滝部駅に着いたのは既に10時を過ぎていたが、前回は滝部周辺を訪ねていなかったので、まずは近場から探索してみた。
下関市役所滝部支所のすぐ裏手にあるのが滝部八幡宮で、立派な鳥居の奥に八幡様が鎮座しておられる(写真上)。
この鳥居を潜ってすぐ右手には、「烈婦登波の碑」なる大きな石碑が建っていて(写真中)、次のような来歴が説明版に書いてあった。
滝部の宮番甚兵衛の次女である登波が、父と肉親数名を殺傷(1821年)した岩見の浪人枯木竜之進を討とうとして、六十余州を二十年間遍歴した挙げ句、遂に豊前の彦山で本望を遂げた(1841年)。これを大津代官が藩に申請して登波は表彰され褒美を与えられたそうな。
後に大津代官となった周布政之助は、師である吉田松陰に登波の表彰文を依頼し、いたく感激した松蔭は一ヶ月の間、松下村塾の授業を休んで表彰文を起稿した。それを大正5年になって地元有志の発起によって建碑したものが、この写真の碑である。
…にしても、二十年もの永きに渡って親の敵を追い求め、最後には本望を遂げるほどの烈情は、オイラのような凡人にはとても理解できない。しかし、肉親を理不尽に殺されたことに対する憎悪が、己の一生を棒に振ってでも何かの形として一区切りつけたいと思う気持ちになってしまうことは、やむを得ないのかなぁ。

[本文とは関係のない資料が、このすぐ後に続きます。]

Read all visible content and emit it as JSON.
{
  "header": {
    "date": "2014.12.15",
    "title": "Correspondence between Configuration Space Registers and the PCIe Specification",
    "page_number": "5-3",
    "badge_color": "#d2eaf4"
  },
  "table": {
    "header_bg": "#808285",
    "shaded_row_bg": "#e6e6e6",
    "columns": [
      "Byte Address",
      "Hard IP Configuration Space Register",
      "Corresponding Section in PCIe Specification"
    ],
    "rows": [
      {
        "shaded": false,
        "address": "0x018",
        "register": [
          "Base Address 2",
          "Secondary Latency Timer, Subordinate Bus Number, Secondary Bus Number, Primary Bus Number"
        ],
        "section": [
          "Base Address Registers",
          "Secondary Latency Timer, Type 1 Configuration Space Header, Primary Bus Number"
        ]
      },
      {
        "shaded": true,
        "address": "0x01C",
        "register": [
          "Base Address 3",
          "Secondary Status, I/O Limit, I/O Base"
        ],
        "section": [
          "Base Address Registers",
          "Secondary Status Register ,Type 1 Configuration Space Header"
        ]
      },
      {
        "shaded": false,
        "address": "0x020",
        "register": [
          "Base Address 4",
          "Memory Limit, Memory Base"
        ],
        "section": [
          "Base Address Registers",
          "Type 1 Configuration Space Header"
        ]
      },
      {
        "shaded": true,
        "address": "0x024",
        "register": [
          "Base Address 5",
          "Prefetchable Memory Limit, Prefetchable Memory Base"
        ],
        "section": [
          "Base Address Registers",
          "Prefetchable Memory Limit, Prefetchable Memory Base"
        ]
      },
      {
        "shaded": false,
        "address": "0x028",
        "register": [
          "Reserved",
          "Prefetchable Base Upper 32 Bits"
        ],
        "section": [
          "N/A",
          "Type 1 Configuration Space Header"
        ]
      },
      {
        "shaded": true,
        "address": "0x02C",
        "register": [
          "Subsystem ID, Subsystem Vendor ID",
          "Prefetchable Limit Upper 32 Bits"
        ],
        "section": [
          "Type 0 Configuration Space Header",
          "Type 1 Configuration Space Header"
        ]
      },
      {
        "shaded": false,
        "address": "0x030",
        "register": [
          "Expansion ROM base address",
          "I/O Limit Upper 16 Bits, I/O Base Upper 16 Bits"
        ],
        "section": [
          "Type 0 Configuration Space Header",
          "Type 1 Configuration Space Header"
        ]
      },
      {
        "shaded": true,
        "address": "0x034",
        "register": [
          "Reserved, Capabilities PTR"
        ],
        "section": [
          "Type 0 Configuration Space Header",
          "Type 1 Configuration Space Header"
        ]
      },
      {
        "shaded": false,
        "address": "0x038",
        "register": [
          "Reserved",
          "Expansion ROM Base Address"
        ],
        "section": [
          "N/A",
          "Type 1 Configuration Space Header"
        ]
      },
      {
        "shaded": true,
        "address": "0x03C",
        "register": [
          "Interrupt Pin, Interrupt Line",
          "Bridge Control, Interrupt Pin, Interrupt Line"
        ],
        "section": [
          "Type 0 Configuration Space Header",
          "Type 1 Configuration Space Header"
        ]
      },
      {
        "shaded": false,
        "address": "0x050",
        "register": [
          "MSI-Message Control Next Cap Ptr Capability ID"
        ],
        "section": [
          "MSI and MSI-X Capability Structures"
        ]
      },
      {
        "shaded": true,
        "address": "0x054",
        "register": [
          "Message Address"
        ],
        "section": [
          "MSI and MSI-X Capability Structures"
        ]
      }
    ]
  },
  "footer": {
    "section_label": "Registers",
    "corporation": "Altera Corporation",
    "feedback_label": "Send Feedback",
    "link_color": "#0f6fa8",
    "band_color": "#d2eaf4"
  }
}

今の世で、このような私刑は許されないとは思うが、従来のように犯罪者側の人権ばかりを聲に叫ぶのはオイラにはとても違和感があって、もっと被害者側の心情を斟酌した裁判のあり方になるべきと思う。裁判員制度が、少しでもその方向に向くのならいいのだがネ…。

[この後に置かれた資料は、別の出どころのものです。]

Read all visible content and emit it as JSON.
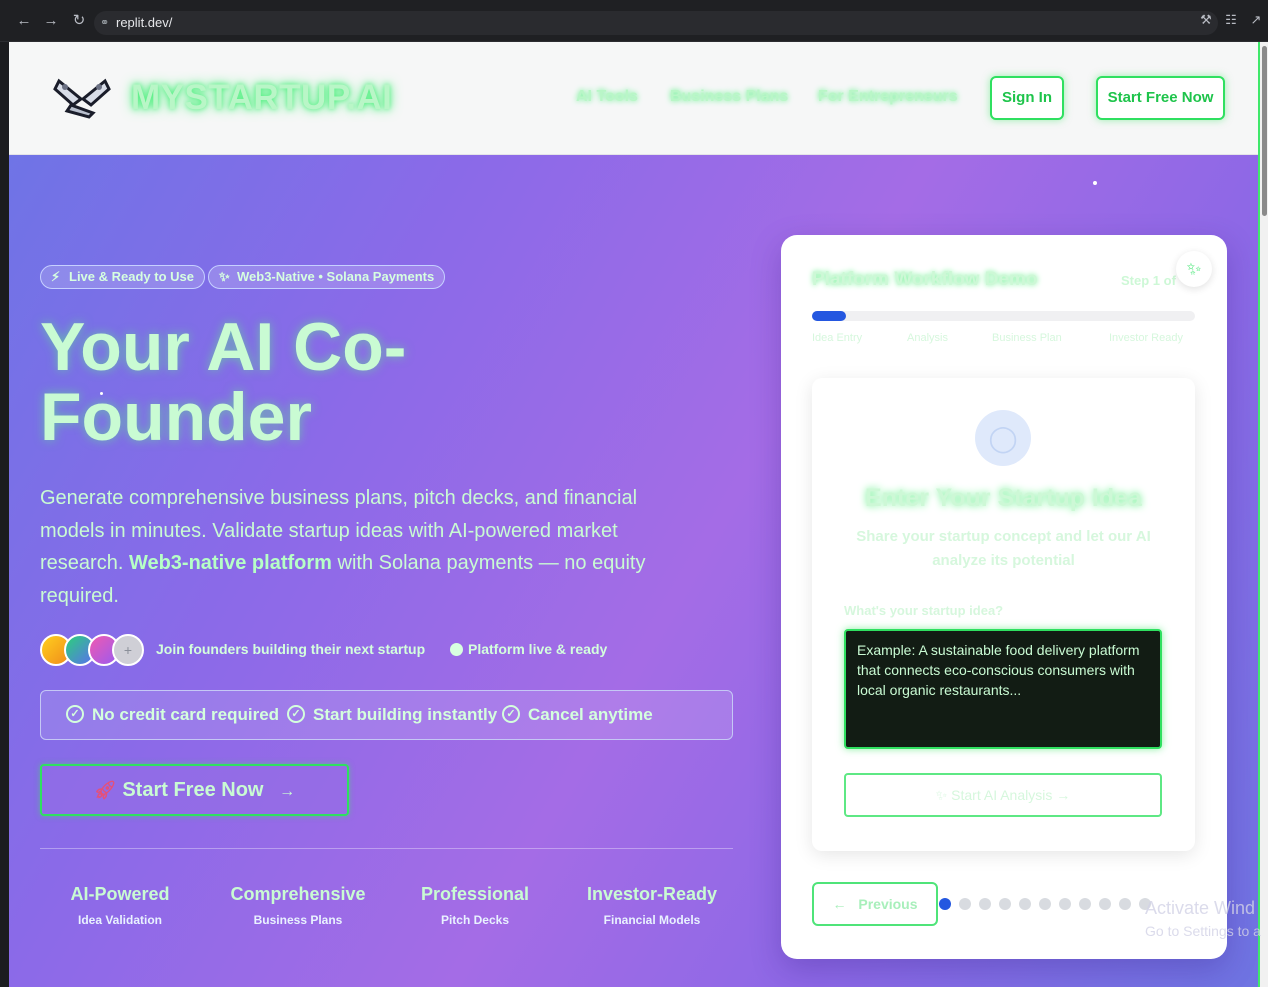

滝部八幡宮の左側には、豊北歴史民族資料館と書かれた看板があって、立ち寄ってみたが何やら改装中のようで(写真下)、入館は断念した。昔の小学校の校舎を利用した施設のように見えるが、なかなか威風堂々とした雰囲気を持っており、次回訪れたときの楽しみにしておこう。
肥中街道に戻り、左手に山陰線を見ながら暫くは国道435号を西進する。